Surging fuel costs mean charging an electric car using a public point is now estimated to be cheaper on a per-mile basis than running a car on petrol.
A comparison by Charge UK puts the average cost of a kiloWatt hour from a public EV charger at 54p which, when factored against unleaded having risen by 24p and diesel by 47p since February, makes an electric car cheaper to run.
Charge UK bases that estimate on an average EV travelling 3.59 miles for every kWh used, with a petrol car returning 9.41 miles per litre (42.8mpg).
The organisation, which represents chargepoint operators, drew its data from Zapmap and the RAC. It says that based on the average motorist covering 7,100 miles annually, EV owners charging using ‘standard’ or ‘standard plus’ public points (3kW to 49kW) can save £119 a year compared to the driver of a petrol-powered car. Anyone exclusively charging using off-peak electricity from the cheapest home-energy tariff, meanwhile, would be £1,029 better off.

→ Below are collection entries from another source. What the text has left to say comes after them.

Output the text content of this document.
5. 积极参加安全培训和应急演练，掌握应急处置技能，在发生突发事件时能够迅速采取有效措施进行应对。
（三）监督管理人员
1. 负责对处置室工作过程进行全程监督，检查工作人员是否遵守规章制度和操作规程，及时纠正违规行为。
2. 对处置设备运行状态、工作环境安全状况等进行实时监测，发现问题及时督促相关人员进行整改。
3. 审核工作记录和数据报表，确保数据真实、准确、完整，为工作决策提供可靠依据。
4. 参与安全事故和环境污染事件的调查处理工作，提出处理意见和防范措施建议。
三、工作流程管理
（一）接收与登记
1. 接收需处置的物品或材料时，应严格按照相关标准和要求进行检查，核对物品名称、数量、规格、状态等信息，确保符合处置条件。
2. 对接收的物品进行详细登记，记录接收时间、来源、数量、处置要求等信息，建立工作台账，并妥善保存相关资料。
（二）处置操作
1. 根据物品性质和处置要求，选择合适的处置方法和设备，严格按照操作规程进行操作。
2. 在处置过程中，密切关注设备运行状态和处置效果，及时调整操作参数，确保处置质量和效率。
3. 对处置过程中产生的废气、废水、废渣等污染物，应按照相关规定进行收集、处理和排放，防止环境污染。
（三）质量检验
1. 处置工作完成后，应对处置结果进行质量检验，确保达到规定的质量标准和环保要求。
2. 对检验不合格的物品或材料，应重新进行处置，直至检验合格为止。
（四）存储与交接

Charge UK concedes, however, that if using only rapid or ultra-rapid public points (50kW+), an EV driver would be £316 worse off than the owner of a petrol car.
Vicky Read, Charge UK’s chief executive, says “the cost of public charging is now the final hurdle for mass EV adoption”, and urged the government to eliminate “the VAT penalty on public charging”, which sees the tax applied at 20% to power dispensed by public devices, compared to the 5% rate given to home electricity.